Açık veren bir bütçe varken, hangi ihtiyaç fazlası gelir?
Özelleştirme gelirleri bütçeye aktarılıyor, buna rağmen bütçe açık veriyor. Şimdi özelleştirme gelirleri bu fona aktarılırsa, bütçe açığı daha çok büyüyecek, o da enflasyonu körükleyecek.
"Bizden müteahhitler"
Zaten fona kaynak bulunamadığı için, geçen hafta acele Milli Piyango ve at yarışları gelirlerinin bu fona aktarılmasına ilişkin düzenlemeye gidiliyor. KHK ile.
Piyango bileti alan, at yarışı oynayan artık bu fonu beslemiş oluyor.
Sadece o fonu mu?
Otoyollar, hava alanları, büyük projeleri kimler yapıyor?
“Bizden olan müteahhitler.”
Piyango bileti alan, süper loto, sayısal loto gibi diğer şans oyunlarını oynayan ya da at yarışına para yatıranlar bundan böyle bu fonu besleyecek, yani “bizden olan müteahhitleri.”
Adam diyordu ya, “milletin a... koyacağız” diye, işte onları.
Kriz kapıyı çalınca
Zaten bu nedenle Türkiye Varlık Fonu Sayıştay denetimi dışında bırakılıyor.
Zaten bu nedenle bu fonun yönetim kurulunu Başbakan atıyor.
“Orada bir fon var uzakta,” biz görmesek de, nereden, ne kadar para akacağını bilmesek de, “o fon bizim fonumuz değil”.
Bununla birlikte, biz o fonla tanışacağız.
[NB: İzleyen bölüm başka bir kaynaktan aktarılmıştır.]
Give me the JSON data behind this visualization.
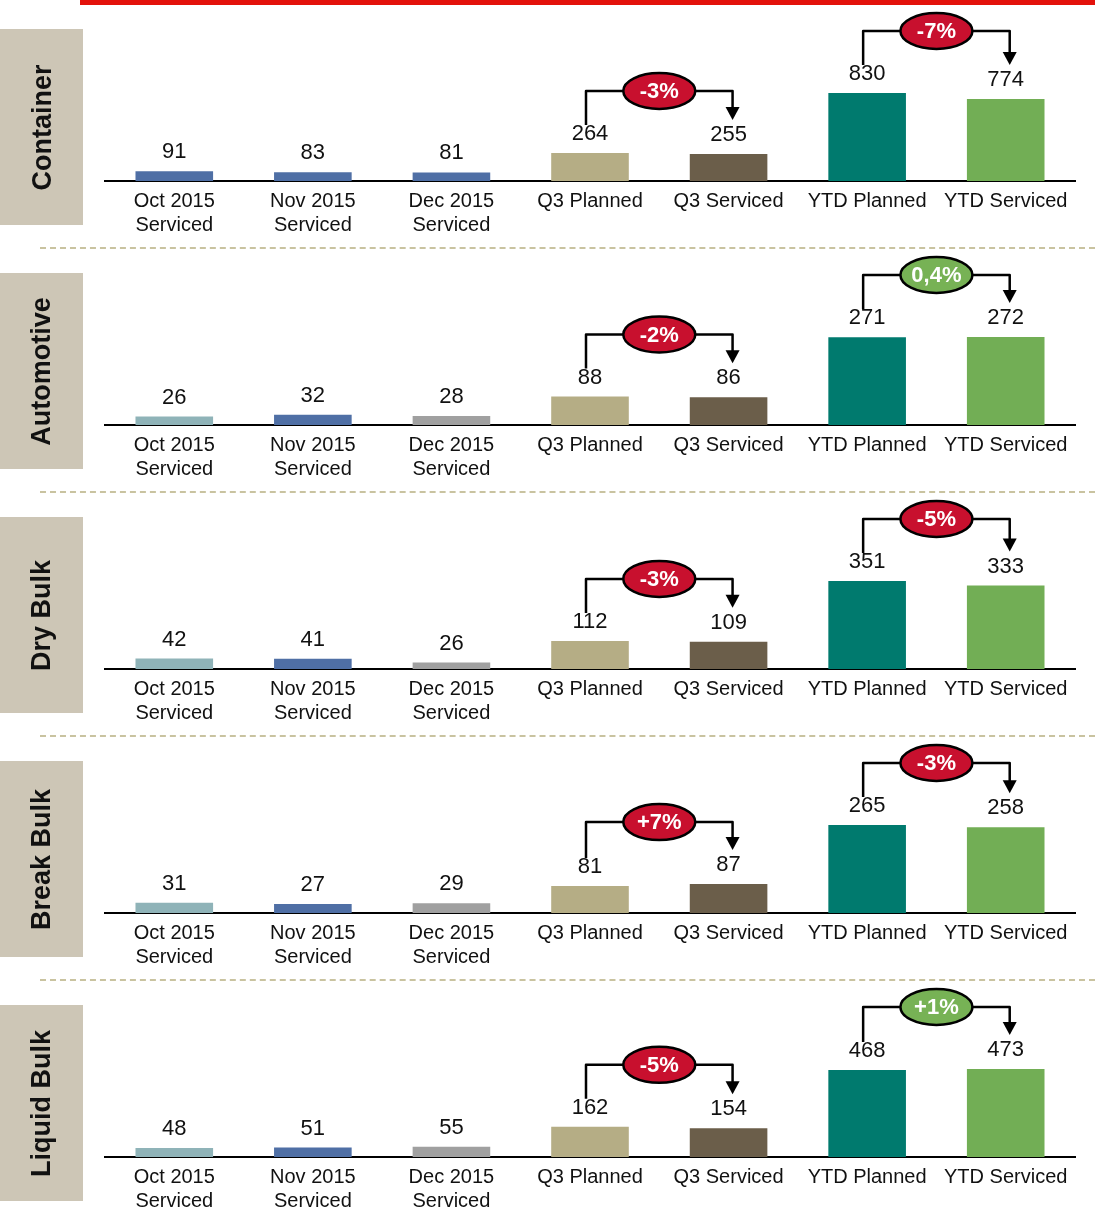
{
  "chart_data": [
    {
      "type": "bar",
      "title": "Container",
      "categories": [
        "Oct 2015 Serviced",
        "Nov 2015 Serviced",
        "Dec 2015 Serviced",
        "Q3 Planned",
        "Q3 Serviced",
        "YTD Planned",
        "YTD Serviced"
      ],
      "values": [
        91,
        83,
        81,
        264,
        255,
        830,
        774
      ],
      "colors": [
        "#4f6fa5",
        "#4f6fa5",
        "#4f6fa5",
        "#b5ad85",
        "#6b5e4a",
        "#007a6e",
        "#72ae55"
      ],
      "data_labels": true,
      "annotations": [
        "-3%",
        "-7%"
      ]
    },
    {
      "type": "bar",
      "title": "Automotive",
      "categories": [
        "Oct 2015 Serviced",
        "Nov 2015 Serviced",
        "Dec 2015 Serviced",
        "Q3 Planned",
        "Q3 Serviced",
        "YTD Planned",
        "YTD Serviced"
      ],
      "values": [
        26,
        32,
        28,
        88,
        86,
        271,
        272
      ],
      "colors": [
        "#8fb3b8",
        "#4f6fa5",
        "#a0a0a0",
        "#b5ad85",
        "#6b5e4a",
        "#007a6e",
        "#72ae55"
      ],
      "data_labels": true,
      "annotations": [
        "-2%",
        "0,4%"
      ]
    },
    {
      "type": "bar",
      "title": "Dry Bulk",
      "categories": [
        "Oct 2015 Serviced",
        "Nov 2015 Serviced",
        "Dec 2015 Serviced",
        "Q3 Planned",
        "Q3 Serviced",
        "YTD Planned",
        "YTD Serviced"
      ],
      "values": [
        42,
        41,
        26,
        112,
        109,
        351,
        333
      ],
      "colors": [
        "#8fb3b8",
        "#4f6fa5",
        "#a0a0a0",
        "#b5ad85",
        "#6b5e4a",
        "#007a6e",
        "#72ae55"
      ],
      "data_labels": true,
      "annotations": [
        "-3%",
        "-5%"
      ]
    },
    {
      "type": "bar",
      "title": "Break Bulk",
      "categories": [
        "Oct 2015 Serviced",
        "Nov 2015 Serviced",
        "Dec 2015 Serviced",
        "Q3 Planned",
        "Q3 Serviced",
        "YTD Planned",
        "YTD Serviced"
      ],
      "values": [
        31,
        27,
        29,
        81,
        87,
        265,
        258
      ],
      "colors": [
        "#8fb3b8",
        "#4f6fa5",
        "#a0a0a0",
        "#b5ad85",
        "#6b5e4a",
        "#007a6e",
        "#72ae55"
      ],
      "data_labels": true,
      "annotations": [
        "+7%",
        "-3%"
      ]
    },
    {
      "type": "bar",
      "title": "Liquid Bulk",
      "categories": [
        "Oct 2015 Serviced",
        "Nov 2015 Serviced",
        "Dec 2015 Serviced",
        "Q3 Planned",
        "Q3 Serviced",
        "YTD Planned",
        "YTD Serviced"
      ],
      "values": [
        48,
        51,
        55,
        162,
        154,
        468,
        473
      ],
      "colors": [
        "#8fb3b8",
        "#4f6fa5",
        "#a0a0a0",
        "#b5ad85",
        "#6b5e4a",
        "#007a6e",
        "#72ae55"
      ],
      "data_labels": true,
      "annotations": [
        "-5%",
        "+1%"
      ]
    }
  ]
}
Ne zaman?
Ekonomik kriz çanları çaldığında.
Çünkü, o fon “paralel Hazine” niyetine ve iki yüz yıldır biliniyor ki, “paralel Hazineler” mali disiplini bozuyor.
Böyle bir fon kurmak akla ziyan, şöyle ki:
- AKP iktisat tarihi bilmiyor.
- Bilmediği için geçmişteki ekonomik krizlerden ders almıyor.
- AKP ekonomik krizi sadece dolar, cari açık, artan işsizlik, düşük büyüme rakamları ve benzeri günlük enstrumanlarla anlıyor.
- Mali disiplin lafını sürekli tekrarlıyor ama, o disiplini bozduğunun farkına varmıyor.
III. Selim zamanı 1790’larda, 1980’lerde, 1990’larda ve şimdi... Matrak, matrak olduğu kadar dramatik.
NOT: Bu yazıda değerli iktisatçı, eski Hazine Müsteşarı Mahfi Eğilmez’in Türkiye Varlık Fonu ile ilgili yazısından yararlandım. Bu konuda daha fazla teknik bilgi isteyenler, Eğilmez’in “Kendime Yazılar” sitesinden o yazıyı okuyabilir.